The Buffooness, the Buffoon’s wife
Their seven daughters
A nanny goat
Once upon a time there lived a Buffoon. The Buffoon had a Buffooness for a wife. One day, the Buffoon was sitting on his big Russian oven and thinking about what kind of joke to play. The Buffooness was washing the floor. The Buffoon had an idea, jumped off the oven, and said, “Look here, my girl. There are seven buffoons coming over. I’ll tell you to cook us a meal, you refuse, and then I’ll pretend to kill you. When you fall over, I’ll pick up that whip. When I hit you the first time, you move a little. The second time, you turn over. And then the third time, you get up and make like you’re going to cook for us. Then we’ll sell the whip for lots of money.” No sooner said than done. Seven buffoons appeared, saw the miracle, and paid three hundred roubles for the whip.
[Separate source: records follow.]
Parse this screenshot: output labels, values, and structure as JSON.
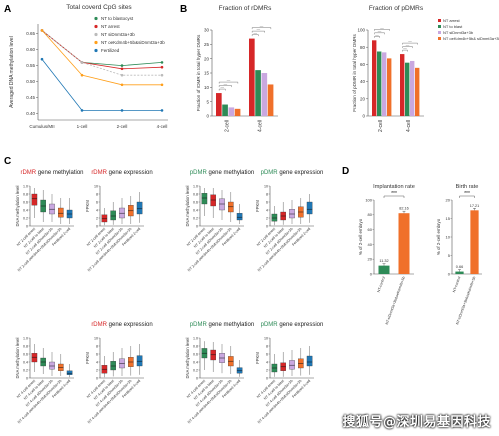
{
  "panels": {
    "A": {
      "letter": "A"
    },
    "B": {
      "letter": "B"
    },
    "C": {
      "letter": "C"
    },
    "D": {
      "letter": "D"
    }
  },
  "sig_labels": {
    "three_star": "***",
    "dash": "—"
  },
  "watermark": "搜狐号@深圳易基因科技",
  "colors": {
    "nt_blastocyst": "#2e8b57",
    "nt_arrest": "#d62728",
    "nt_sidnmt": "#bbbbbb",
    "nt_oekdm": "#ff9f1a",
    "fertilized": "#1f77b4",
    "violet": "#c9a8e0",
    "orange": "#f0702a",
    "green_d": "#2e8b57"
  },
  "chart_data": [
    {
      "id": "A",
      "type": "line",
      "title": "Total coverd CpG sites",
      "xlabel": "",
      "ylabel": "Averaged DNA methylation level",
      "x": [
        "Cumulus/MII",
        "1-cell",
        "2-cell",
        "4-cell"
      ],
      "ylim": [
        0.38,
        0.68
      ],
      "yticks": [
        "0.40",
        "0.45",
        "0.50",
        "0.55",
        "0.60",
        "0.65"
      ],
      "legend_position": "top-right",
      "series": [
        {
          "name": "NT to blastocyst",
          "color": "#2e8b57",
          "values": [
            0.66,
            0.56,
            0.55,
            0.56
          ]
        },
        {
          "name": "NT arrest",
          "color": "#d62728",
          "values": [
            0.66,
            0.56,
            0.54,
            0.545
          ]
        },
        {
          "name": "NT siDnmt3a+3b",
          "color": "#bbbbbb",
          "values": [
            0.66,
            0.56,
            0.52,
            0.52
          ]
        },
        {
          "name": "NT oeKdm4b+5b&siDnmt3a+3b",
          "color": "#ff9f1a",
          "values": [
            0.66,
            0.52,
            0.49,
            0.49
          ]
        },
        {
          "name": "Fertilized",
          "color": "#1f77b4",
          "values": [
            0.57,
            0.41,
            0.41,
            0.41
          ]
        }
      ]
    },
    {
      "id": "B1",
      "type": "bar",
      "title": "Fraction of rDMRs",
      "ylabel": "Fraction of rDMR in total hyper DMRs",
      "categories": [
        "2-cell",
        "4-cell"
      ],
      "ylim": [
        0,
        30
      ],
      "yticks": [
        "0",
        "5",
        "10",
        "15",
        "20",
        "25",
        "30"
      ],
      "series": [
        {
          "name": "NT arrest",
          "color": "#d62728",
          "values": [
            8,
            27
          ]
        },
        {
          "name": "NT siDnmt3a+3b",
          "color": "#2e8b57",
          "values": [
            4,
            16
          ]
        },
        {
          "name": "NT oeKdm4b+5b&siDnmt3a+3b",
          "color": "#c9a8e0",
          "values": [
            3,
            15
          ]
        },
        {
          "name": "Fertilized",
          "color": "#f0702a",
          "values": [
            2.5,
            11
          ]
        }
      ]
    },
    {
      "id": "B2",
      "type": "bar",
      "title": "Fraction of pDMRs",
      "ylabel": "Fraction of pDMR in total hyper DMRs",
      "categories": [
        "2-cell",
        "4-cell"
      ],
      "ylim": [
        0,
        100
      ],
      "yticks": [
        "0",
        "20",
        "40",
        "60",
        "80",
        "100"
      ],
      "legend_position": "top-right",
      "series": [
        {
          "name": "NT arrest",
          "color": "#d62728",
          "values": [
            88,
            72
          ]
        },
        {
          "name": "NT to blast",
          "color": "#2e8b57",
          "values": [
            75,
            62
          ]
        },
        {
          "name": "NT siDnmt3a+3b",
          "color": "#c9a8e0",
          "values": [
            74,
            64
          ]
        },
        {
          "name": "NT oeKdm4b+5b& siDnmt3a+3b",
          "color": "#f0702a",
          "values": [
            67,
            56
          ]
        }
      ]
    },
    {
      "id": "C1",
      "type": "box",
      "title_colored": "rDMR",
      "title_rest": " gene methylation",
      "title_color": "#d62728",
      "ylabel": "DNA methylation level",
      "ylim": [
        0,
        1
      ],
      "yticks": [
        "0",
        "0.2",
        "0.4",
        "0.6",
        "0.8",
        "1.0"
      ],
      "categories": [
        "NT 2-cell arrest",
        "NT 2-cell to blast",
        "NT 2-cell siDnmt3a+3b",
        "NT 2-cell oeKdm4b+5b&siDnmt3a+3b",
        "Fertilized 2-cell"
      ],
      "boxes": [
        {
          "color": "#d62728",
          "q1": 0.52,
          "median": 0.68,
          "q3": 0.8,
          "min": 0.2,
          "max": 0.95
        },
        {
          "color": "#2e8b57",
          "q1": 0.35,
          "median": 0.5,
          "q3": 0.65,
          "min": 0.1,
          "max": 0.9
        },
        {
          "color": "#c9a8e0",
          "q1": 0.3,
          "median": 0.42,
          "q3": 0.55,
          "min": 0.1,
          "max": 0.8
        },
        {
          "color": "#f0702a",
          "q1": 0.22,
          "median": 0.32,
          "q3": 0.45,
          "min": 0.05,
          "max": 0.7
        },
        {
          "color": "#1f77b4",
          "q1": 0.2,
          "median": 0.3,
          "q3": 0.4,
          "min": 0.05,
          "max": 0.7
        }
      ]
    },
    {
      "id": "C2",
      "type": "box",
      "title_colored": "rDMR",
      "title_rest": " gene expression",
      "title_color": "#d62728",
      "ylabel": "FPKM",
      "ylim": [
        0,
        10
      ],
      "yticks": [
        "0",
        "2",
        "4",
        "6",
        "8",
        "10"
      ],
      "categories": [
        "NT 2-cell arrest",
        "NT 2-cell to blast",
        "NT 2-cell siDnmt3a+3b",
        "NT 2-cell oeKdm4b+5b&siDnmt3a+3b",
        "Fertilized 2-cell"
      ],
      "boxes": [
        {
          "color": "#d62728",
          "q1": 1.0,
          "median": 1.8,
          "q3": 2.8,
          "min": 0.2,
          "max": 4.5
        },
        {
          "color": "#2e8b57",
          "q1": 1.5,
          "median": 2.5,
          "q3": 3.8,
          "min": 0.3,
          "max": 6.0
        },
        {
          "color": "#c9a8e0",
          "q1": 2.0,
          "median": 3.2,
          "q3": 4.5,
          "min": 0.5,
          "max": 7.0
        },
        {
          "color": "#f0702a",
          "q1": 2.5,
          "median": 3.8,
          "q3": 5.2,
          "min": 0.5,
          "max": 7.5
        },
        {
          "color": "#1f77b4",
          "q1": 3.0,
          "median": 4.3,
          "q3": 6.0,
          "min": 0.8,
          "max": 8.5
        }
      ]
    },
    {
      "id": "C3",
      "type": "box",
      "title_colored": "pDMR",
      "title_rest": " gene methylation",
      "title_color": "#2e8b57",
      "ylabel": "DNA methylation level",
      "ylim": [
        0,
        1
      ],
      "yticks": [
        "0",
        "0.2",
        "0.4",
        "0.6",
        "0.8",
        "1.0"
      ],
      "categories": [
        "NT 2-cell arrest",
        "NT 2-cell to blast",
        "NT 2-cell siDnmt3a+3b",
        "NT 2-cell oeKdm4b+5b&siDnmt3a+3b",
        "Fertilized 2-cell"
      ],
      "boxes": [
        {
          "color": "#2e8b57",
          "q1": 0.55,
          "median": 0.7,
          "q3": 0.82,
          "min": 0.25,
          "max": 0.95
        },
        {
          "color": "#d62728",
          "q1": 0.5,
          "median": 0.65,
          "q3": 0.78,
          "min": 0.2,
          "max": 0.95
        },
        {
          "color": "#c9a8e0",
          "q1": 0.4,
          "median": 0.55,
          "q3": 0.68,
          "min": 0.15,
          "max": 0.9
        },
        {
          "color": "#f0702a",
          "q1": 0.35,
          "median": 0.48,
          "q3": 0.6,
          "min": 0.1,
          "max": 0.85
        },
        {
          "color": "#1f77b4",
          "q1": 0.15,
          "median": 0.22,
          "q3": 0.32,
          "min": 0.05,
          "max": 0.55
        }
      ]
    },
    {
      "id": "C4",
      "type": "box",
      "title_colored": "pDMR",
      "title_rest": " gene expression",
      "title_color": "#2e8b57",
      "ylabel": "FPKM",
      "ylim": [
        0,
        10
      ],
      "yticks": [
        "0",
        "2",
        "4",
        "6",
        "8",
        "10"
      ],
      "categories": [
        "NT 2-cell arrest",
        "NT 2-cell to blast",
        "NT 2-cell siDnmt3a+3b",
        "NT 2-cell oeKdm4b+5b&siDnmt3a+3b",
        "Fertilized 2-cell"
      ],
      "boxes": [
        {
          "color": "#2e8b57",
          "q1": 1.2,
          "median": 2.0,
          "q3": 3.0,
          "min": 0.2,
          "max": 5.0
        },
        {
          "color": "#d62728",
          "q1": 1.5,
          "median": 2.5,
          "q3": 3.5,
          "min": 0.3,
          "max": 6.0
        },
        {
          "color": "#c9a8e0",
          "q1": 2.0,
          "median": 3.0,
          "q3": 4.2,
          "min": 0.5,
          "max": 6.5
        },
        {
          "color": "#f0702a",
          "q1": 2.2,
          "median": 3.5,
          "q3": 4.8,
          "min": 0.5,
          "max": 7.0
        },
        {
          "color": "#1f77b4",
          "q1": 3.0,
          "median": 4.2,
          "q3": 6.0,
          "min": 0.8,
          "max": 8.0
        }
      ]
    },
    {
      "id": "C5",
      "type": "box",
      "title_colored": "",
      "title_rest": "",
      "title_color": "#d62728",
      "ylabel": "DNA methylation level",
      "ylim": [
        0,
        1
      ],
      "yticks": [
        "0",
        "0.2",
        "0.4",
        "0.6",
        "0.8",
        "1.0"
      ],
      "categories": [
        "NT 4-cell arrest",
        "NT 4-cell to blast",
        "NT 4-cell siDnmt3a+3b",
        "NT 4-cell oeKdm4b+5b&siDnmt3a+3b",
        "Fertilized 4-cell"
      ],
      "boxes": [
        {
          "color": "#d62728",
          "q1": 0.4,
          "median": 0.52,
          "q3": 0.62,
          "min": 0.15,
          "max": 0.85
        },
        {
          "color": "#2e8b57",
          "q1": 0.3,
          "median": 0.4,
          "q3": 0.5,
          "min": 0.1,
          "max": 0.75
        },
        {
          "color": "#c9a8e0",
          "q1": 0.22,
          "median": 0.3,
          "q3": 0.4,
          "min": 0.05,
          "max": 0.65
        },
        {
          "color": "#f0702a",
          "q1": 0.18,
          "median": 0.26,
          "q3": 0.35,
          "min": 0.05,
          "max": 0.6
        },
        {
          "color": "#1f77b4",
          "q1": 0.08,
          "median": 0.12,
          "q3": 0.18,
          "min": 0.02,
          "max": 0.35
        }
      ]
    },
    {
      "id": "C6",
      "type": "box",
      "title_colored": "rDMR",
      "title_rest": " gene expression",
      "title_color": "#d62728",
      "ylabel": "FPKM",
      "ylim": [
        0,
        10
      ],
      "yticks": [
        "0",
        "2",
        "4",
        "6",
        "8",
        "10"
      ],
      "categories": [
        "NT 4-cell arrest",
        "NT 4-cell to blast",
        "NT 4-cell siDnmt3a+3b",
        "NT 4-cell oeKdm4b+5b&siDnmt3a+3b",
        "Fertilized 4-cell"
      ],
      "boxes": [
        {
          "color": "#d62728",
          "q1": 1.2,
          "median": 2.2,
          "q3": 3.2,
          "min": 0.2,
          "max": 5.5
        },
        {
          "color": "#2e8b57",
          "q1": 2.0,
          "median": 3.0,
          "q3": 4.2,
          "min": 0.4,
          "max": 6.5
        },
        {
          "color": "#c9a8e0",
          "q1": 2.5,
          "median": 3.6,
          "q3": 4.8,
          "min": 0.5,
          "max": 7.5
        },
        {
          "color": "#f0702a",
          "q1": 2.8,
          "median": 4.0,
          "q3": 5.2,
          "min": 0.6,
          "max": 8.0
        },
        {
          "color": "#1f77b4",
          "q1": 3.0,
          "median": 4.2,
          "q3": 5.6,
          "min": 0.8,
          "max": 8.5
        }
      ]
    },
    {
      "id": "C7",
      "type": "box",
      "title_colored": "pDMR",
      "title_rest": " gene methylation",
      "title_color": "#2e8b57",
      "ylabel": "DNA methylation level",
      "ylim": [
        0,
        1
      ],
      "yticks": [
        "0",
        "0.2",
        "0.4",
        "0.6",
        "0.8",
        "1.0"
      ],
      "categories": [
        "NT 4-cell arrest",
        "NT 4-cell to blast",
        "NT 4-cell siDnmt3a+3b",
        "NT 4-cell oeKdm4b+5b&siDnmt3a+3b",
        "Fertilized 4-cell"
      ],
      "boxes": [
        {
          "color": "#2e8b57",
          "q1": 0.5,
          "median": 0.62,
          "q3": 0.74,
          "min": 0.2,
          "max": 0.92
        },
        {
          "color": "#d62728",
          "q1": 0.45,
          "median": 0.58,
          "q3": 0.7,
          "min": 0.15,
          "max": 0.9
        },
        {
          "color": "#c9a8e0",
          "q1": 0.38,
          "median": 0.5,
          "q3": 0.62,
          "min": 0.12,
          "max": 0.85
        },
        {
          "color": "#f0702a",
          "q1": 0.3,
          "median": 0.42,
          "q3": 0.54,
          "min": 0.1,
          "max": 0.8
        },
        {
          "color": "#1f77b4",
          "q1": 0.12,
          "median": 0.18,
          "q3": 0.26,
          "min": 0.03,
          "max": 0.45
        }
      ]
    },
    {
      "id": "C8",
      "type": "box",
      "title_colored": "pDMR",
      "title_rest": " gene expression",
      "title_color": "#2e8b57",
      "ylabel": "FPKM",
      "ylim": [
        0,
        10
      ],
      "yticks": [
        "0",
        "2",
        "4",
        "6",
        "8",
        "10"
      ],
      "categories": [
        "NT 4-cell arrest",
        "NT 4-cell to blast",
        "NT 4-cell siDnmt3a+3b",
        "NT 4-cell oeKdm4b+5b&siDnmt3a+3b",
        "Fertilized 4-cell"
      ],
      "boxes": [
        {
          "color": "#2e8b57",
          "q1": 1.5,
          "median": 2.5,
          "q3": 3.5,
          "min": 0.3,
          "max": 6.0
        },
        {
          "color": "#d62728",
          "q1": 1.8,
          "median": 2.8,
          "q3": 3.8,
          "min": 0.3,
          "max": 6.5
        },
        {
          "color": "#c9a8e0",
          "q1": 2.2,
          "median": 3.2,
          "q3": 4.4,
          "min": 0.5,
          "max": 7.0
        },
        {
          "color": "#f0702a",
          "q1": 2.5,
          "median": 3.6,
          "q3": 4.8,
          "min": 0.6,
          "max": 7.5
        },
        {
          "color": "#1f77b4",
          "q1": 3.0,
          "median": 4.0,
          "q3": 5.5,
          "min": 0.8,
          "max": 8.0
        }
      ]
    },
    {
      "id": "D1",
      "type": "bar",
      "title": "Implantation rate",
      "ylabel": "% of 2-cell embryo",
      "categories": [
        "NT-control",
        "NT-siDnmt3a+3b&oeKdm4b+5b"
      ],
      "ylim": [
        0,
        100
      ],
      "yticks": [
        "0",
        "20",
        "40",
        "60",
        "80",
        "100"
      ],
      "values": [
        11.32,
        82.16
      ],
      "value_labels": [
        "11.32",
        "82.16"
      ],
      "colors": [
        "#2e8b57",
        "#f0702a"
      ],
      "significance": "***"
    },
    {
      "id": "D2",
      "type": "bar",
      "title": "Birth rate",
      "ylabel": "% of 2-cell embryo",
      "categories": [
        "NT-control",
        "NT-siDnmt3a+3b&oeKdm4b+5b"
      ],
      "ylim": [
        0,
        20
      ],
      "yticks": [
        "0",
        "5",
        "10",
        "15",
        "20"
      ],
      "values": [
        0.66,
        17.21
      ],
      "value_labels": [
        "0.66",
        "17.21"
      ],
      "colors": [
        "#2e8b57",
        "#f0702a"
      ],
      "significance": "***"
    }
  ]
}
Ballet in one act to the music of a symphonic suite “Scheherazade” by Nikolai Rimsky-Korsakov
The ballet was inspired by the life of one of the most amazing women of the 20th century — the last Empress of Iran Farah Pahlavi.
Her life journey is as remarkable as a fairy tale. The only daughter of an officer whose family, once affluent, was in a difficult financial state, she, nevertheless, had been highly educated and moved to study in France. Like many Iranian young people who were studying abroad at this time she was on scholarship established by the Shah. During his official visits to foreign countries, Shah Mohammad Reza Pahlavi met with most accomplished local Iranian students, and it was on one such occasion that he noticed Farah Diba, a student of the École Spéciale d'Architecture, and was completely charmed by her. Several months later she became his wife. Farah Pahlavi placed the heavy weight of being responsible for cultural and social life in the country on her shoulders. She was building hospitals, schools, kindergartens, she was fighting for women’s rights, and organized communes for lepers where they could live life more fully. She supported both traditional culture and modern art, through her patronage, dozens of artifacts from foreign collections were returned to Iranian museums. Farah had grown immensely popular among people of Iran, and in 1967 the Shah made an unprecedented decision — Farah was crowned, and became the first and only crowned Empress (Shahbanu) in the history of the country. It was not just the title that she received, but she was named to be the regent should anything happen to the Shah before the Crown Prince's 21st birthday. During the Iranian Revolution of 1979, Farah Pahlavi, together with the Shah, was forced to leave Iran. Time took her husband and two of her four children away from her, but she herself is now in good health.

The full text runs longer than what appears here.